Entscheidungsstichwort (Thema)
Sozialversicherungspflicht. Beschäftigung eines an einer GmbH nicht beteiligten Prokuristen, der nicht Geschäftsführer ist. abhängige Beschäftigung. selbstständige Tätigkeit. außerhalb des Gesellschaftsvertrages geschlossene Vereinbarungen sind nicht geeignet, die gesellschaftsvertraglichen Rechtsmachtverhältnisse mit sozialversicherungsrechtlicher Wirkung zu verschieben. Feststellungskompetenz des Rentenversicherungsträgers. sozialgerichtliches Verfahren. Einbeziehung wiederholender Verwaltungsakte in den Rechtsstreit. Rechtsschutz- bzw Feststellungsinteresse
Leitsatz (amtlich)
1. Ein während des Berufungsverfahrens ergehender Bescheid, mit dem der Rentenversicherungsträger eine wiederholende Feststellung zum Vorliegen von Versicherungspflicht in der Sozialversicherung trifft, wird gemäß § 96 Abs 1 SGG Gegenstand des Berufungsverfahrens.

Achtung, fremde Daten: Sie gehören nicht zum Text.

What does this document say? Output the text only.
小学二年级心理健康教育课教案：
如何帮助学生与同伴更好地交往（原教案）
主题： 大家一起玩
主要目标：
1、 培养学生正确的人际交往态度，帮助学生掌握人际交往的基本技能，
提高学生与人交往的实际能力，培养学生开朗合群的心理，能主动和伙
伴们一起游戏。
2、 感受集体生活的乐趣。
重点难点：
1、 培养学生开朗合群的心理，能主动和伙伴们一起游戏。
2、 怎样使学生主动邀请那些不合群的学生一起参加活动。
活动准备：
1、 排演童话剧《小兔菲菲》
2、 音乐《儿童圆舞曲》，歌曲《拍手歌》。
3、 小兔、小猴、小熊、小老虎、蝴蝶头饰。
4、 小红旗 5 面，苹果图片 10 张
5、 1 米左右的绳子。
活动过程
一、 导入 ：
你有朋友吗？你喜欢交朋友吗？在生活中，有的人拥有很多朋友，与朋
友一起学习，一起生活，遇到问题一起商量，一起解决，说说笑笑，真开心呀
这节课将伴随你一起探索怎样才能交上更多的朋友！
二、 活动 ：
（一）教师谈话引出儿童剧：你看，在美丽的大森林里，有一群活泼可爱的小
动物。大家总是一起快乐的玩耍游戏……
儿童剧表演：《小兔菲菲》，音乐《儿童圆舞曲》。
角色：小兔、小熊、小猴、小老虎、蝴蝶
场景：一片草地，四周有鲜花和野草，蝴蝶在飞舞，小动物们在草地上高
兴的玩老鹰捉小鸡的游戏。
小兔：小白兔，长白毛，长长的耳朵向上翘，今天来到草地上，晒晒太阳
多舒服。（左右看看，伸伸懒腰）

2. Einer kombinierten Anfechtungs- und Feststellungsklage gegen einen die Sozialversicherungspflicht feststellenden Bescheid gebricht es regelmäßig nicht dadurch am allgemeinen Rechtsschutz- bzw Feststellungsinteresse, dass der nachfolgend ergangene Beitragsbescheid Bestandskraft erlangt hat.
3. Der Rentenversicherungsträger ist auf Grundlage des § 28p Abs 1 Satz 5 SGB IV befugt, Versicherungspflicht für eine über den konkreten Prüfzeitraum hinausgehende Zeitspanne festzustellen.
4. Außerhalb des Gesellschaftsvertrages geschlossene Vereinbarungen sind nicht geeignet, die gesellschaftsvertraglichen Rechtsmachtverhältnisse mit sozialversicherungsrechtlicher Wirkung zu verschieben, und daher im Rahmen der Abwägungsentscheidung, ob ein Beschäftigungsverhältnis und eine daraus folgende Versicherungspflicht in der Sozialversicherung besteht, unbeachtlich. Denn solche Vereinbarungen laufen dem Grundsatz der Vorhersehbarkeit sozialversicherungs- und beitragsrechtlicher Tatbestände zuwider.
Tenor
Die Berufung der Klägerin gegen das Urteil des Sozialgerichts Kiel vom 29. Juli 2016 wird zurückgewiesen.
Der Ergänzungsbescheid vom 27. Januar 2020 wird aufgehoben, soweit mit diesem eine Versicherungspflicht des Beigeladenen zu 1. im Zeitraum vom
6. März 2009 bis 9. Juli 2009 aufgrund seiner in diesem Zeitraum für die Klägerin ausgeübten Beschäftigung festgestellt worden ist.
Die Klägerin trägt auch die Kosten des Berufungsverfahrens.
Der Streitwert wird für das Berufungsverfahren auf 35.872,71 Euro festgesetzt.
Die Revision wird nicht zugelassen.
Tatbestand
Die Beteiligten streiten über die Rechtmäßigkeit der Feststellung des Bestehens von Versicherungspflicht in der gesetzlichen Rentenversicherung und nach dem Recht der Arbeitsförderung für den Beigeladenen zu 1. hinsichtlich dessen Tätigkeit als Bauingenieur mit Prokura für die Klägerin seit dem 6. März 2009.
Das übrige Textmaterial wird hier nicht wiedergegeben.